The Atlantic

Geology’s Timekeepers Are Feuding

“It’s a bit like Monty Python.”
Source: Roger Ressmeyer / Corbis / Getty

“What the fuck is the Meghalayan?” asked Ben van der Pluijm, a geologist.

Whatever the Meghalayan is, we live in it now.

Earlier this week, the International Commission on Stratigraphy announced that the current stretch of geological time, the Holocene Epoch, would be split into three subdivisions.

This is particularly noteworthy to the human species, as we have been living in the Holocene for the last 12,000 years. After this announcement, we still live in that epoch, but we also live in the youngest of these new subdivisions: the Meghalayan Age.

This new slice of time started roughly 4,250 years ago and extends to the present.
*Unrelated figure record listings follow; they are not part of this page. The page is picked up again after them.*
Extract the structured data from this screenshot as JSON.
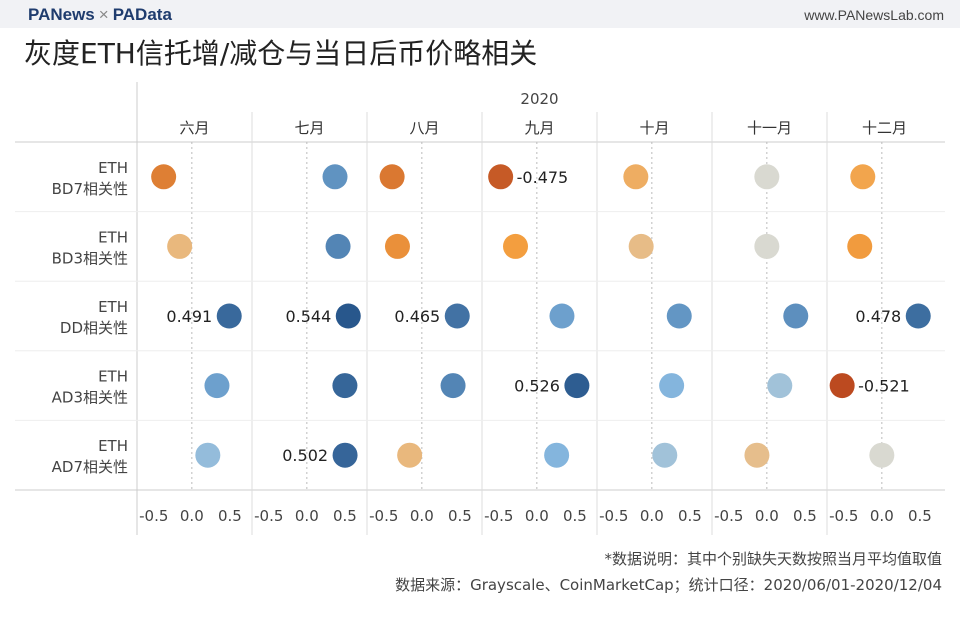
{
  "header": {
    "logo_left": "PANews",
    "logo_sep": "×",
    "logo_right": "PAData",
    "url": "www.PANewsLab.com"
  },
  "title": "灰度ETH信托增/减仓与当日后币价略相关",
  "notes": [
    "*数据说明：其中个别缺失天数按照当月平均值取值",
    "数据来源：Grayscale、CoinMarketCap；统计口径：2020/06/01-2020/12/04"
  ],
  "chart_data": {
    "type": "scatter",
    "year_label": "2020",
    "columns": [
      "六月",
      "七月",
      "八月",
      "九月",
      "十月",
      "十一月",
      "十二月"
    ],
    "rows": [
      {
        "label": [
          "ETH",
          "BD7相关性"
        ],
        "values": [
          -0.37,
          0.37,
          -0.39,
          -0.475,
          -0.21,
          0.0,
          -0.25
        ]
      },
      {
        "label": [
          "ETH",
          "BD3相关性"
        ],
        "values": [
          -0.16,
          0.41,
          -0.32,
          -0.28,
          -0.14,
          0.0,
          -0.29
        ]
      },
      {
        "label": [
          "ETH",
          "DD相关性"
        ],
        "values": [
          0.491,
          0.544,
          0.465,
          0.33,
          0.36,
          0.38,
          0.478
        ]
      },
      {
        "label": [
          "ETH",
          "AD3相关性"
        ],
        "values": [
          0.33,
          0.5,
          0.41,
          0.526,
          0.26,
          0.17,
          -0.521
        ]
      },
      {
        "label": [
          "ETH",
          "AD7相关性"
        ],
        "values": [
          0.21,
          0.502,
          -0.16,
          0.26,
          0.17,
          -0.13,
          0.0
        ]
      }
    ],
    "data_labels": [
      {
        "row": 0,
        "col": 3,
        "text": "-0.475",
        "side": "right"
      },
      {
        "row": 2,
        "col": 0,
        "text": "0.491",
        "side": "left"
      },
      {
        "row": 2,
        "col": 1,
        "text": "0.544",
        "side": "left"
      },
      {
        "row": 2,
        "col": 2,
        "text": "0.465",
        "side": "left"
      },
      {
        "row": 2,
        "col": 6,
        "text": "0.478",
        "side": "left"
      },
      {
        "row": 3,
        "col": 3,
        "text": "0.526",
        "side": "left"
      },
      {
        "row": 3,
        "col": 6,
        "text": "-0.521",
        "side": "right"
      },
      {
        "row": 4,
        "col": 1,
        "text": "0.502",
        "side": "left"
      }
    ],
    "xticks": [
      "-0.5",
      "0.0",
      "0.5"
    ],
    "xtick_values": [
      -0.5,
      0,
      0.5
    ],
    "xlim": [
      -0.72,
      0.79
    ],
    "color_scale": {
      "negative": "#b5401c",
      "mid": "#d9d9d1",
      "positive": "#26558a"
    },
    "grid": true,
    "legend": "none"
  }
}
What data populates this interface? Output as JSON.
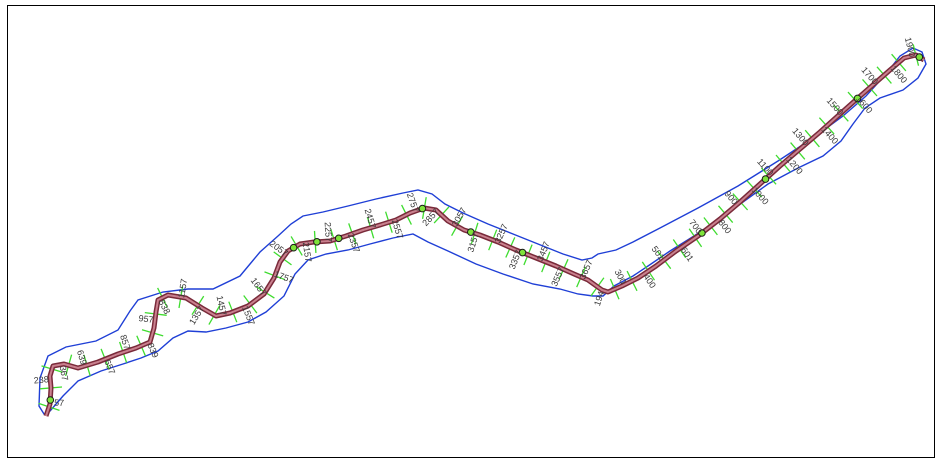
{
  "colors": {
    "background": "#ffffff",
    "frame": "#000000",
    "boundary": "#1f3fd6",
    "centerline_outer": "#7a2a3a",
    "centerline_inner": "#c9808e",
    "cross_section": "#3fdc2f",
    "marker_fill": "#7fe33a",
    "marker_stroke": "#1a1a1a",
    "label": "#3a3a3a"
  },
  "stations": [
    {
      "label": "57"
    },
    {
      "label": "238"
    },
    {
      "label": "367"
    },
    {
      "label": "639"
    },
    {
      "label": "657"
    },
    {
      "label": "857"
    },
    {
      "label": "839"
    },
    {
      "label": "957"
    },
    {
      "label": "838"
    },
    {
      "label": "1157"
    },
    {
      "label": "1357"
    },
    {
      "label": "1457"
    },
    {
      "label": "1557"
    },
    {
      "label": "1657"
    },
    {
      "label": "1757"
    },
    {
      "label": "2057"
    },
    {
      "label": "2157"
    },
    {
      "label": "2257"
    },
    {
      "label": "2357"
    },
    {
      "label": "2457"
    },
    {
      "label": "2557"
    },
    {
      "label": "2757"
    },
    {
      "label": "2857"
    },
    {
      "label": "3057"
    },
    {
      "label": "3157"
    },
    {
      "label": "3257"
    },
    {
      "label": "3357"
    },
    {
      "label": "3457"
    },
    {
      "label": "3557"
    },
    {
      "label": "3657"
    },
    {
      "label": "194"
    },
    {
      "label": "300"
    },
    {
      "label": "400"
    },
    {
      "label": "501"
    },
    {
      "label": "601"
    },
    {
      "label": "700"
    },
    {
      "label": "800"
    },
    {
      "label": "900"
    },
    {
      "label": "1000"
    },
    {
      "label": "1100"
    },
    {
      "label": "1200"
    },
    {
      "label": "1300"
    },
    {
      "label": "1400"
    },
    {
      "label": "1500"
    },
    {
      "label": "1600"
    },
    {
      "label": "1700"
    },
    {
      "label": "1800"
    },
    {
      "label": "1900"
    }
  ]
}
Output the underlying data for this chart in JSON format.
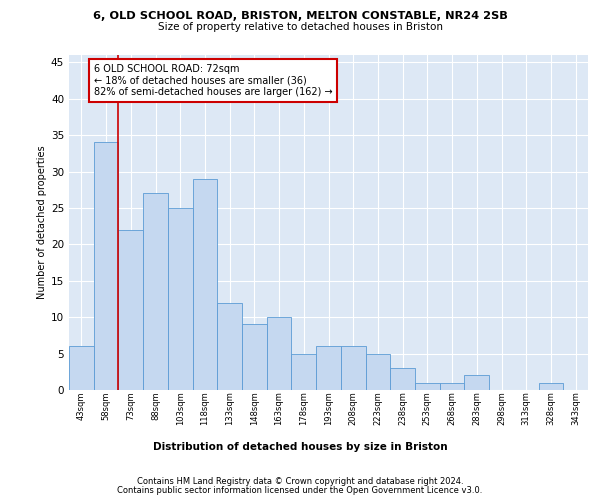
{
  "title1": "6, OLD SCHOOL ROAD, BRISTON, MELTON CONSTABLE, NR24 2SB",
  "title2": "Size of property relative to detached houses in Briston",
  "xlabel": "Distribution of detached houses by size in Briston",
  "ylabel": "Number of detached properties",
  "categories": [
    "43sqm",
    "58sqm",
    "73sqm",
    "88sqm",
    "103sqm",
    "118sqm",
    "133sqm",
    "148sqm",
    "163sqm",
    "178sqm",
    "193sqm",
    "208sqm",
    "223sqm",
    "238sqm",
    "253sqm",
    "268sqm",
    "283sqm",
    "298sqm",
    "313sqm",
    "328sqm",
    "343sqm"
  ],
  "values": [
    6,
    34,
    22,
    27,
    25,
    29,
    12,
    9,
    10,
    5,
    6,
    6,
    5,
    3,
    1,
    1,
    2,
    0,
    0,
    1,
    0
  ],
  "bar_color": "#c5d8f0",
  "bar_edge_color": "#5b9bd5",
  "background_color": "#dde8f5",
  "grid_color": "#ffffff",
  "annotation_text": "6 OLD SCHOOL ROAD: 72sqm\n← 18% of detached houses are smaller (36)\n82% of semi-detached houses are larger (162) →",
  "annotation_box_color": "#ffffff",
  "annotation_box_edge": "#cc0000",
  "redline_x": 1.5,
  "ylim": [
    0,
    46
  ],
  "yticks": [
    0,
    5,
    10,
    15,
    20,
    25,
    30,
    35,
    40,
    45
  ],
  "footer1": "Contains HM Land Registry data © Crown copyright and database right 2024.",
  "footer2": "Contains public sector information licensed under the Open Government Licence v3.0."
}
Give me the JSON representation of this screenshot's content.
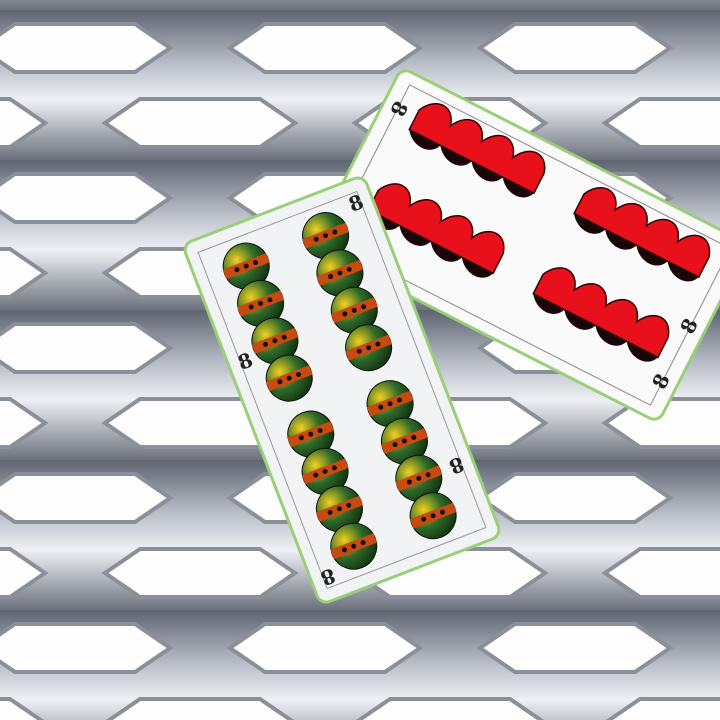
{
  "cards": [
    {
      "rank": "8"
    },
    {
      "rank": "8"
    }
  ]
}
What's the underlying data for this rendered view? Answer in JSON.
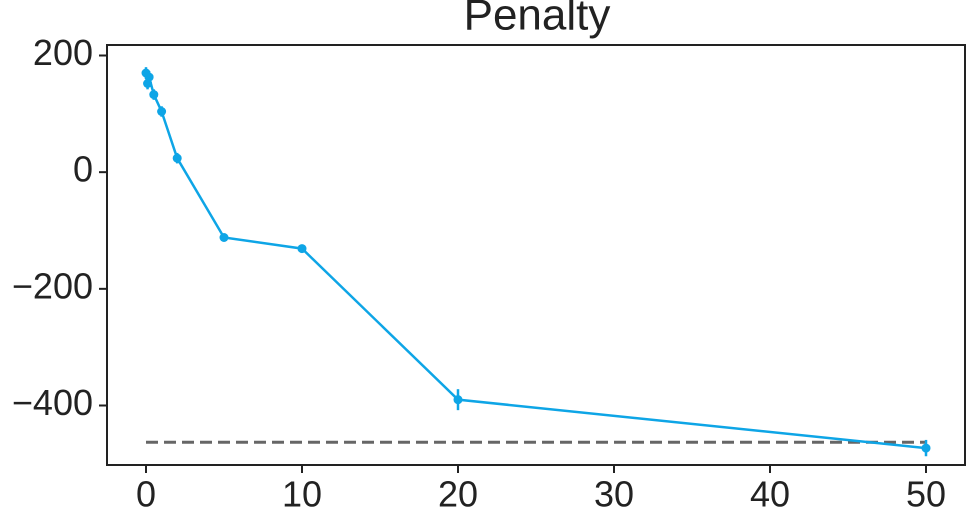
{
  "chart_data": {
    "type": "line",
    "title": "Penalty",
    "series": [
      {
        "color": "#0ea5e6",
        "x": [
          0,
          0.1,
          0.2,
          0.5,
          1,
          2,
          5,
          10,
          20,
          50
        ],
        "values": [
          170,
          152,
          163,
          133,
          104,
          24,
          -112,
          -131,
          -390,
          -473
        ],
        "errors": [
          10,
          10,
          10,
          9,
          9,
          9,
          4,
          4,
          18,
          14
        ]
      }
    ],
    "reference_line": {
      "y": -463,
      "color": "#666666",
      "style": "dashed"
    },
    "xlim": [
      -2.5,
      52.5
    ],
    "xticks": [
      0,
      10,
      20,
      30,
      40,
      50
    ],
    "ylim": [
      -502,
      218
    ],
    "yticks": [
      {
        "value": 200,
        "label": "200"
      },
      {
        "value": 0,
        "label": "0"
      },
      {
        "value": -200,
        "label": "−200"
      },
      {
        "value": -400,
        "label": "−400"
      }
    ]
  }
}
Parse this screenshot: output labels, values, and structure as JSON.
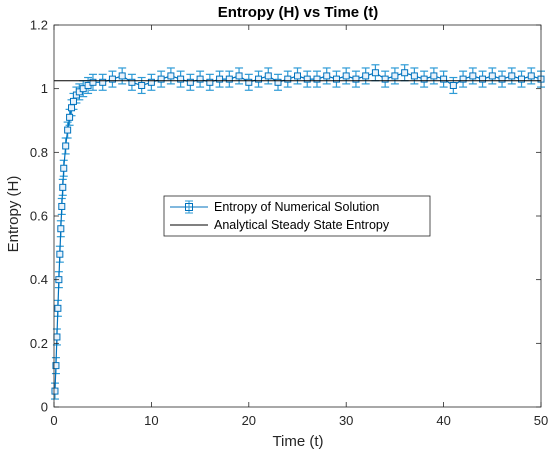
{
  "chart_data": {
    "type": "line",
    "title": "Entropy (H) vs Time (t)",
    "xlabel": "Time (t)",
    "ylabel": "Entropy (H)",
    "xlim": [
      0,
      50
    ],
    "ylim": [
      0,
      1.2
    ],
    "x_ticks": [
      "0",
      "10",
      "20",
      "30",
      "40",
      "50"
    ],
    "y_ticks": [
      "0",
      "0.2",
      "0.4",
      "0.6",
      "0.8",
      "1",
      "1.2"
    ],
    "x_tick_values": [
      0,
      10,
      20,
      30,
      40,
      50
    ],
    "y_tick_values": [
      0,
      0.2,
      0.4,
      0.6,
      0.8,
      1.0,
      1.2
    ],
    "grid": false,
    "legend_position": "center",
    "series": [
      {
        "name": "Entropy of Numerical Solution",
        "style": "errorbar-square-markers",
        "color": "#0072BD",
        "error_color": "#2E9BD6",
        "error": 0.025,
        "x": [
          0.1,
          0.2,
          0.3,
          0.4,
          0.5,
          0.6,
          0.7,
          0.8,
          0.9,
          1.0,
          1.2,
          1.4,
          1.6,
          1.8,
          2.0,
          2.3,
          2.6,
          3.0,
          3.5,
          4,
          5,
          6,
          7,
          8,
          9,
          10,
          11,
          12,
          13,
          14,
          15,
          16,
          17,
          18,
          19,
          20,
          21,
          22,
          23,
          24,
          25,
          26,
          27,
          28,
          29,
          30,
          31,
          32,
          33,
          34,
          35,
          36,
          37,
          38,
          39,
          40,
          41,
          42,
          43,
          44,
          45,
          46,
          47,
          48,
          49,
          50
        ],
        "y": [
          0.05,
          0.13,
          0.22,
          0.31,
          0.4,
          0.48,
          0.56,
          0.63,
          0.69,
          0.75,
          0.82,
          0.87,
          0.91,
          0.94,
          0.96,
          0.98,
          0.99,
          1.0,
          1.01,
          1.02,
          1.02,
          1.03,
          1.04,
          1.02,
          1.01,
          1.02,
          1.03,
          1.04,
          1.03,
          1.02,
          1.03,
          1.02,
          1.03,
          1.03,
          1.04,
          1.02,
          1.03,
          1.04,
          1.02,
          1.03,
          1.04,
          1.03,
          1.03,
          1.04,
          1.03,
          1.04,
          1.03,
          1.04,
          1.05,
          1.03,
          1.04,
          1.05,
          1.04,
          1.03,
          1.04,
          1.03,
          1.01,
          1.03,
          1.04,
          1.03,
          1.04,
          1.03,
          1.04,
          1.03,
          1.04,
          1.03
        ]
      },
      {
        "name": "Analytical Steady State Entropy",
        "style": "line",
        "color": "#000000",
        "x": [
          0,
          50
        ],
        "y": [
          1.025,
          1.025
        ]
      }
    ]
  }
}
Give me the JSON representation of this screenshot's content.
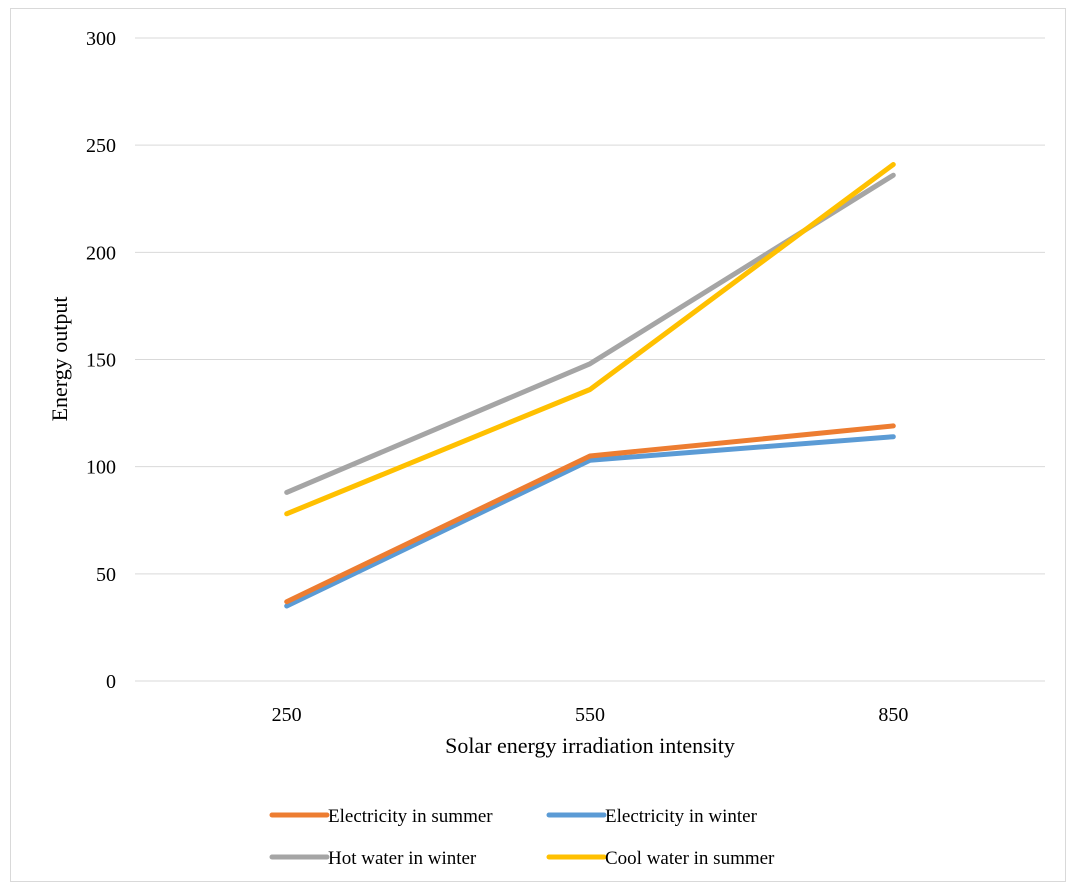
{
  "chart_data": {
    "type": "line",
    "title": "",
    "xlabel": "Solar energy irradiation intensity",
    "ylabel": "Energy output",
    "categories": [
      "250",
      "550",
      "850"
    ],
    "ylim": [
      0,
      300
    ],
    "yticks": [
      0,
      50,
      100,
      150,
      200,
      250,
      300
    ],
    "grid": true,
    "legend_position": "bottom",
    "series": [
      {
        "name": "Electricity in winter",
        "color": "#5b9bd5",
        "values": [
          35,
          103,
          114
        ]
      },
      {
        "name": "Electricity in summer",
        "color": "#ed7d31",
        "values": [
          37,
          105,
          119
        ]
      },
      {
        "name": "Hot water in winter",
        "color": "#a5a5a5",
        "values": [
          88,
          148,
          236
        ]
      },
      {
        "name": "Cool water in summer",
        "color": "#ffc000",
        "values": [
          78,
          136,
          241
        ]
      }
    ],
    "legend_order": [
      1,
      0,
      2,
      3
    ]
  }
}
In other words, we have been living in the Meghalayan for quite a long time, even if it didn’t have a formal name.

For decades, this has been the kind of technical declaration that even most geologists could safely ignore.

But lately, the study of geological timescales has attracted far more public attention—and scholarly f-bombs. Stratigraphy, the effort to name and describe rock layers, has become the site of a proxy battle over climate change, environmental change, and how deeply the natural sciences should integrate with history and politics.

The International Commission on Stratigraphy, or ICS, is the global governing body that formally names geological eras, associating each rock layer with a specific stretch of time. For instance, the ICS formally named and identified the Jurassic, to the immense benefit of paleontologists and fictional theme-park developers everywhere.

Stratigraphers are not known for their public-relations acumen. “A lot of this timescale work used to be completely below the radar. It was done by small, dedicated groups and it never got the headlines, ” says Jan Zalasiewicz, a professor of paleobiology at the University of Leicester. “Most geologists think of it as really dull work—you know, it’s a bit like eating your greens, someone’s got to do it.”